To configure scaling factors for an app:
In a terminal window, run:
cf update-autoscaling-factors APP-NAME SCALE-UP-FACTOR SCALE-DOWN-FACTOR
Where:
APP-NAME
is the name of the app for which you want to configure scaling factors.SCALE-UP-FACTOR
is the number of app instances by which you want Autoscaler to scale up at a time.SCALE-DOWN-FACTOR
is the number of app instances by which you want Autoscaler to scale down at a time.To configure Autoscaler to scale example-app
up by 20 instances at a time and down by 10 instances at a time, run:
cf update-autoscaling-factors example-app 20 10
To ensure that you have configured effective autoscaling for an app, VMware recommends that you load-test the app. Load testing demonstrates that Autoscaler scales the number of app instances as expected when the scaling metric you define for the app increases or decreases.
To load test an app effectively, you must do so in an environment that is as similar to your production deployment as possible.
Before you begin load-testing an app, you can plan your load test with the operator or team that operates your TAS for VMs deployment. This ensures that they are accepting of and can plan for the load you intend to generate. Additionally, VMware recommends working with the operator or team that operates your TAS for VMs deployment during your load test, because load testing can sometimes reveal performance issues within your TAS for VMs deployment.
The next sections provide more information about load testing to confirm the efficacy of Autoscaler for an app.
There are a variety of tools you can use for load-testing. The method that you use for generating load varies based on both the load-testing tool you use and the scaling metric that you define for the app, because you must generate load that causes the scaling metric to fluctuate. For example, you might generate HTTP requests for apps that use HTTP Request Latency as their scaling metric, or you might generate RabbitMQ messages for apps that use RabbitMQ queue depth as their scaling metric.
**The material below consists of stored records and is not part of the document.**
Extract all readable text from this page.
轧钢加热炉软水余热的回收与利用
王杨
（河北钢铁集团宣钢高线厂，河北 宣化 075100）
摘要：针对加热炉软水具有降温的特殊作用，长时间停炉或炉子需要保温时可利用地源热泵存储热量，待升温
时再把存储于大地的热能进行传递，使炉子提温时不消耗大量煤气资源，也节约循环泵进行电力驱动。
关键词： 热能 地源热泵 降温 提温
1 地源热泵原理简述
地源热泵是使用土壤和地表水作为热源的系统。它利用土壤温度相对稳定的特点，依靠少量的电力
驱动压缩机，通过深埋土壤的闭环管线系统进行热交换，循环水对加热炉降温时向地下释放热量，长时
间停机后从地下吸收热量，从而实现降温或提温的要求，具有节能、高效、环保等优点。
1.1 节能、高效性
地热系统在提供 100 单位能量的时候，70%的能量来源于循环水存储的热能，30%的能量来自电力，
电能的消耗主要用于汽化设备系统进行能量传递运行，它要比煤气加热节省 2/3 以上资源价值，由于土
VMware recommends incrementally increasing the load you generate for an app. With each increase, you can see whether Autoscaler is scaling the number of app instances as expected by monitoring the autoscaling events that Autoscaler records.
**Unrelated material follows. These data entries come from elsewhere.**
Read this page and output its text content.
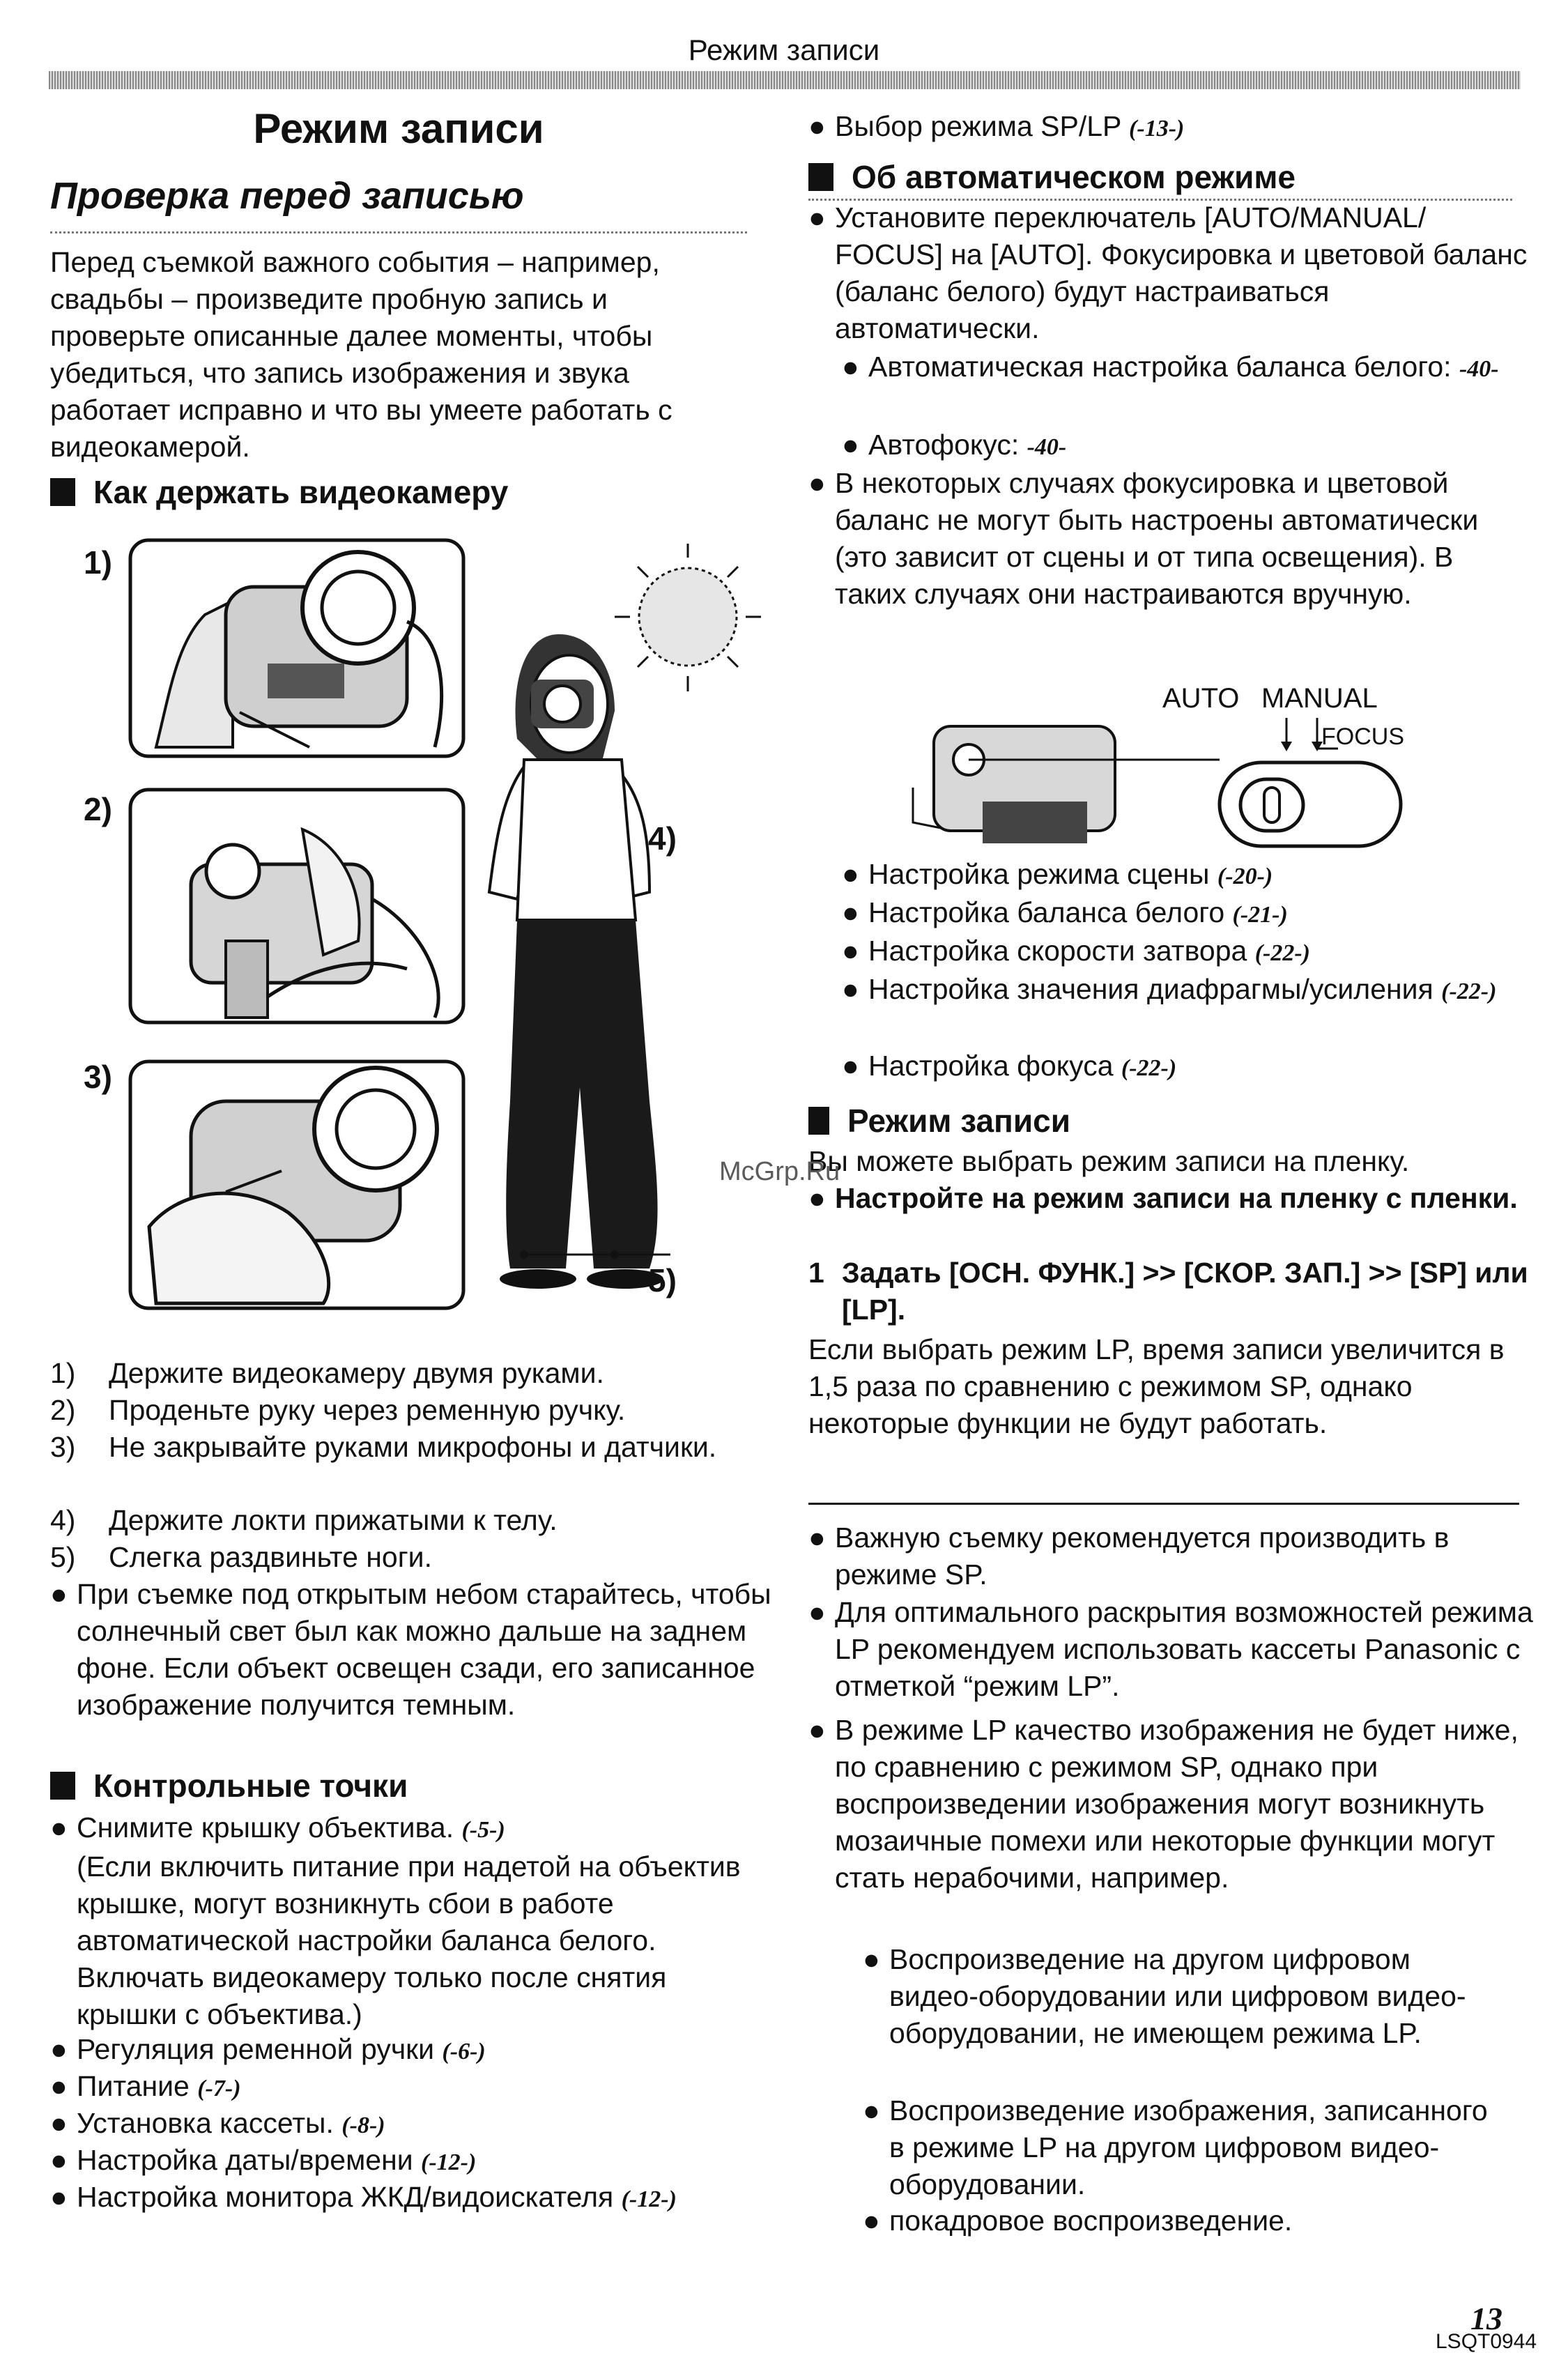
Режим записи
Режим записи
Проверка перед записью

Перед съемкой важного события – например, свадьбы – произведите пробную запись и проверьте описанные далее моменты, чтобы убедиться, что запись изображения и звука работает исправно и что вы умеете работать с видеокамерой.

Как держать видеокамеру
1)
2)
3)
4)
5)
1) Держите видеокамеру двумя руками.
2) Проденьте руку через ременную ручку.
3) Не закрывайте руками микрофоны и датчики.
4) Держите локти прижатыми к телу.
5) Слегка раздвиньте ноги.
● При съемке под открытым небом старайтесь, чтобы солнечный свет был как можно дальше на заднем фоне. Если объект освещен сзади, его записанное изображение получится темным.
Контрольные точки
● Снимите крышку объектива. (-5-)
(Если включить питание при надетой на объектив крышке, могут возникнуть сбои в работе автоматической настройки баланса белого. Включать видеокамеру только после снятия крышки с объектива.)
● Регуляция ременной ручки (-6-)
● Питание (-7-)
● Установка кассеты. (-8-)
● Настройка даты/времени (-12-)
● Настройка монитора ЖКД/видоискателя (-12-)
● Выбор режима SP/LP (-13-)
Об автоматическом режиме
● Установите переключатель [AUTO/MANUAL/ FOCUS] на [AUTO]. Фокусировка и цветовой баланс (баланс белого) будут настраиваться автоматически.
● Автоматическая настройка баланса белого: -40-
● Автофокус: -40-
● В некоторых случаях фокусировка и цветовой баланс не могут быть настроены автоматически (это зависит от сцены и от типа освещения). В таких случаях они настраиваются вручную.
AUTO MANUAL
FOCUS
● Настройка режима сцены (-20-)
● Настройка баланса белого (-21-)
● Настройка скорости затвора (-22-)
● Настройка значения диафрагмы/усиления (-22-)
● Настройка фокуса (-22-)
Режим записи

Вы можете выбрать режим записи на пленку.

● Настройте на режим записи на пленку с пленки.
1 Задать [ОСН. ФУНК.] >> [СКОР. ЗАП.] >> [SP] или [LP].

Если выбрать режим LP, время записи увеличится в 1,5 раза по сравнению с режимом SP, однако некоторые функции не будут работать.

● Важную съемку рекомендуется производить в режиме SP.
● Для оптимального раскрытия возможностей режима LP рекомендуем использовать кассеты Panasonic с отметкой “режим LP”.
● В режиме LP качество изображения не будет ниже, по сравнению с режимом SP, однако при воспроизведении изображения могут возникнуть мозаичные помехи или некоторые функции могут стать нерабочими, например.
● Воспроизведение на другом цифровом видео-оборудовании или цифровом видео-оборудовании, не имеющем режима LP.
● Воспроизведение изображения, записанного в режиме LP на другом цифровом видео-оборудовании.
● покадровое воспроизведение.
McGrp.Ru
13
LSQT0944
To monitor the autoscaling events that Autoscaler records as it scales an app:
In a terminal window, run:
cf autoscaling-events
For some scaling metrics, you can verify whether Autoscaler is using the correct metric values by comparing the load that your load-testing tool generates to the metric values that Autoscaler records. If these two values are not the same, such as if Autoscaler reports a lower number of requests per second than your load-testing tool generated, this might indicate that you must further scale TAS for VMs components on which Autoscaler relies.
For more information about TAS for VMs components you can scale to better support Autoscaler, see Operating Autoscaler.
To test each autoscaling step, verify that:
Autoscaler records when a scaling metric has crossed the maximum metric threshold
Verify that Autoscaler scaled the number of app instances up
Creating more app instances brings the scaling metric back to the maximum metric threshold
If Autoscaler continues to scale app instances up, but the increased number of app instances does not bring the scaling metric back to below the maximum metric threshold, another part of your TAS for VMs deployment might be experiencing issues that are causing the value of the scaling metric to remain above the maximum metric threshold. You can identify and troubleshoot the issue by monitoring the app or working with the operator or team that operates your TAS for VMs deployment.